The reasons for “over-charging” include, but are not limited to the following: 1) Police officers know that plea deals exist.  So they start with a higher charge, because some slimy criminal defense lawyer like me is going to haggle it down.  2) Police officers like to pad their own records.  If it is possible to get a higher charge to stick, it looks good for them.  Getting a murder conviction looks better on an officer’s record than getting a reckless homicide conviction.  3) Sometimes, police officers just don’t know the law.  I’ve had a lot of disorderly clients who were charged with Disorderly Conduct in the First Degree (hereinafter, DC1).  DC1 requires a person to be disorderly in the presence of a funeral, burial, or funeral procession.  And a lot of police officers don’t know that.
            
Over-charging can benefit a police officer, as in the first 2 of the above 3 scenarios.  However, it can also backfire.  If a case gets a lot of publicity, and the criminal defendant ends up being convicted of a lesser charge, it looks like the prosecution “lost” when the criminal defendant should have been charged with the lesser charge in the first place.  Now the prosecution looks incompetent and the criminal defendant looks like he or she “got off” because of some slimy criminal defense lawyer.
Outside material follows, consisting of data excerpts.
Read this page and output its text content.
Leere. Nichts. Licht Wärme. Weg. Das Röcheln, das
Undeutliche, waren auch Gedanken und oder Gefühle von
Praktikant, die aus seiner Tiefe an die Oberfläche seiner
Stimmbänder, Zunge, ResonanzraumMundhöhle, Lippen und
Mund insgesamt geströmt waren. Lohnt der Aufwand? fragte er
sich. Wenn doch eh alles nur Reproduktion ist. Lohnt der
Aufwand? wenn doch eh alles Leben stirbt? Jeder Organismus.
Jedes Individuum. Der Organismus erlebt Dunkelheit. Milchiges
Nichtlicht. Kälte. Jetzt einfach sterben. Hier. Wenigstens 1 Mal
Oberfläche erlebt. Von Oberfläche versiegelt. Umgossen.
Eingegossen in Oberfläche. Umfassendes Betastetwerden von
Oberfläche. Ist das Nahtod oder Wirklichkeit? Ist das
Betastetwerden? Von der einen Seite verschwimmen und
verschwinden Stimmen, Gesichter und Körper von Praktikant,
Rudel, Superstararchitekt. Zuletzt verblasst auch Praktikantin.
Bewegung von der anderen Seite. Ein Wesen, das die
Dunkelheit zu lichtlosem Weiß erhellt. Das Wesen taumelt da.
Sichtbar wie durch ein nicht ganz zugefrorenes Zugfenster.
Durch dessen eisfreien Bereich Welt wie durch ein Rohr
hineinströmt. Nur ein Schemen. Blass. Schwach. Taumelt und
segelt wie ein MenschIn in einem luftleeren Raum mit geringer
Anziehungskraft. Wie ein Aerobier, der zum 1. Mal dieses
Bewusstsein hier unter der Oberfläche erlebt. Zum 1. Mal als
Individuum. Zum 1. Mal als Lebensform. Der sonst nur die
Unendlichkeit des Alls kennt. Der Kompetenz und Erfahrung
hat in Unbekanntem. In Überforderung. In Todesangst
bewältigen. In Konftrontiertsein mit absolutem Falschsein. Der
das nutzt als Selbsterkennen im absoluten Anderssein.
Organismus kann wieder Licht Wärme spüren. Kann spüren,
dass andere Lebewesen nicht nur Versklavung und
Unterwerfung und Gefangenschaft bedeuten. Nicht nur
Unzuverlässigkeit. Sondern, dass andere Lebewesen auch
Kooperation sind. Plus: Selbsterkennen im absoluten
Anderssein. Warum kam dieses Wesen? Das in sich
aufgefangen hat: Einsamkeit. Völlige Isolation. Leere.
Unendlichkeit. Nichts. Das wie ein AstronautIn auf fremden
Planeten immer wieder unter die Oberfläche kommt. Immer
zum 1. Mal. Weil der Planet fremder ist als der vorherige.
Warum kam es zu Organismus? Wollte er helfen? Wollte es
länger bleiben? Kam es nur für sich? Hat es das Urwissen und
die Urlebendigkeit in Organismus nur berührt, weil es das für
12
Let me get back to the Justin Werner case for a minute.  First and foremost, I have no idea what happened in his case.  I haven’t been following it at all.  I only know what I read in the news story that I posted above.  But from the witness testimony, it looks like there was a fight of some sort.  However fair, unfair, or drastically unfair the fight may have been, at least one witness testified that there was a back and forth aggression of some sort.  If that was the case, the “lack of extreme emotional disturbance (hereinafter, “EED”)” element for murder is going to be difficult for any prosecutor to prove.  Especially with conflicting accounts of what happened.  It doesn’t surprise me in the least that the murder charge was amended down to a homicide case without the “lack of EED” element. 
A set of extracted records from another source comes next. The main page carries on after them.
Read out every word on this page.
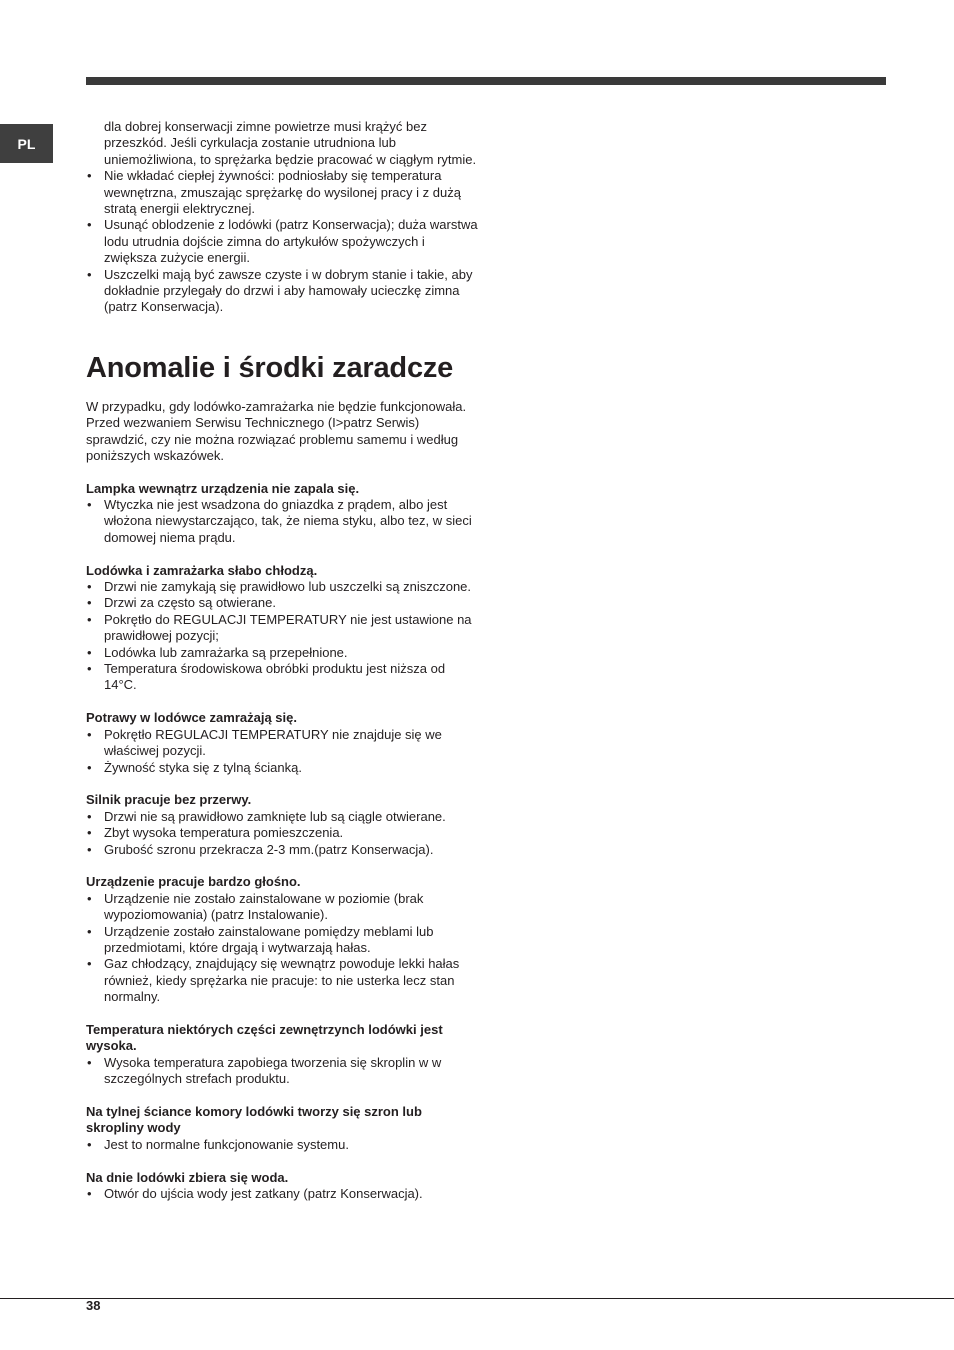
PL

dla dobrej konserwacji zimne powietrze musi krążyć bez przeszkód. Jeśli cyrkulacja zostanie utrudniona lub uniemożliwiona, to sprężarka będzie pracować w ciągłym rytmie.

• Nie wkładać ciepłej żywności: podniosłaby się temperatura wewnętrzna, zmuszając sprężarkę do wysilonej pracy i z dużą stratą energii elektrycznej.
• Usunąć oblodzenie z lodówki (patrz Konserwacja); duża warstwa lodu utrudnia dojście zimna do artykułów spożywczych i zwiększa zużycie energii.
• Uszczelki mają być zawsze czyste i w dobrym stanie i takie, aby dokładnie przylegały do drzwi i aby hamowały ucieczkę zimna (patrz Konserwacja).
Anomalie i środki zaradcze

W przypadku, gdy lodówko-zamrażarka nie będzie funkcjonowała. Przed wezwaniem Serwisu Technicznego (I>patrz Serwis) sprawdzić, czy nie można rozwiązać problemu samemu i według poniższych wskazówek.

Lampka wewnątrz urządzenia nie zapala się.
• Wtyczka nie jest wsadzona do gniazdka z prądem, albo jest włożona niewystarczająco, tak, że niema styku, albo tez, w sieci domowej niema prądu.
Lodówka i zamrażarka słabo chłodzą.
• Drzwi nie zamykają się prawidłowo lub uszczelki są zniszczone.
• Drzwi za często są otwierane.
• Pokrętło do REGULACJI TEMPERATURY nie jest ustawione na prawidłowej pozycji;
• Lodówka lub zamrażarka są przepełnione.
• Temperatura środowiskowa obróbki produktu jest niższa od 14°C.
Potrawy w lodówce zamrażają się.
• Pokrętło REGULACJI TEMPERATURY nie znajduje się we właściwej pozycji.
• Żywność styka się z tylną ścianką.
Silnik pracuje bez przerwy.
• Drzwi nie są prawidłowo zamknięte lub są ciągle otwierane.
• Zbyt wysoka temperatura pomieszczenia.
• Grubość szronu przekracza 2-3 mm.(patrz Konserwacja).
Urządzenie pracuje bardzo głośno.
• Urządzenie nie zostało zainstalowane w poziomie (brak wypoziomowania) (patrz Instalowanie).
• Urządzenie zostało zainstalowane pomiędzy meblami lub przedmiotami, które drgają i wytwarzają hałas.
• Gaz chłodzący, znajdujący się wewnątrz powoduje lekki hałas również, kiedy sprężarka nie pracuje: to nie usterka lecz stan normalny.
Temperatura niektórych części zewnętrzynch lodówki jest wysoka.
• Wysoka temperatura zapobiega tworzenia się skroplin w w szczególnych strefach produktu.
Na tylnej ściance komory lodówki tworzy się szron lub skropliny wody
• Jest to normalne funkcjonowanie systemu.
Na dnie lodówki zbiera się woda.
• Otwór do ujścia wody jest zatkany (patrz Konserwacja).
38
I'm not saying the prosecution didn't have a case, I'm just saying that there look to be some hurdles along the way if they wanted to prove a homicide.  Not the least of which would be Demoss' statement that, as a witness, he couldn't tell who threw the blow that killed Bryan Stevenson.  A jury may very well have believed that Werner probably killed Stevenson.  but "probably" isn't the standard of proof for a criminal jury trial.  The standard is Beyond a Reasonable Doubt.  More on this later.
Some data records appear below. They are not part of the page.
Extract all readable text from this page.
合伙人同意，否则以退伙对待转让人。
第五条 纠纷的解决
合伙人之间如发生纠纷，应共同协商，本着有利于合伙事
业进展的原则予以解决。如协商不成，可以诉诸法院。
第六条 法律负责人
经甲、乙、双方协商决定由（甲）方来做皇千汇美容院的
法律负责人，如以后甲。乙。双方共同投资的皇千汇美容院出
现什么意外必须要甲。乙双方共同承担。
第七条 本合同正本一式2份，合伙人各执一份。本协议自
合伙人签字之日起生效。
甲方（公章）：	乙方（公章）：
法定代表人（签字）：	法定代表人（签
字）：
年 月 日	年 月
Back to the original issue of plea deals and the appropriate or inappropriate nature thereof – Let’s talk about prosecutors for a bit.  The Prosecution’s job is not just to prosecute.  Prosecutors represent the interests of the Commonwealth (and to a degree, the County) in District Court cases and the Commonwealth in Circuit Court cases, like the Werner case.  They have a pretty complicated job.  They look out for the interest of the victim and/or victim’s family.  They take into account the wishes of the police officers involved.  And they are supposed to look out for the best interests of the Commonwealth – how much of your tax dollars to spend on a case that they may or may not be able to win.  On top of all of that, (unless they are THE Commonwealth Attorney in their Circuit) they have a boss, who may have his or her own expectations.  They weigh the evidence in a case, both the inculpatory and exculpatory, and make a decision on what a jury might do - which is virtually, if not completely impossible, given the Beyond a Reasonable Doubt standard.
            
In short, Bryan Stevenson’s family may not have gotten what they feel is justice – hell, they may not have gotten justice at all.  Who knows.  But given the witness testimony and unclear circumstances surrounding the death of Stevenson, it would have been extremely difficult to guess what a jury would have done in this case.  I certainly don’t blame the prosecution or the defense attorneys for compromising and settling this case.
            
I hope this helped shed a little light on why plea deals get struck, and why charges are reduced.  If not, I hope it was a nice distraction.

*Literary device taken from Chuck Palahniuk.  "Borrowed" isn't the right word, but it's the first word that comes to mind.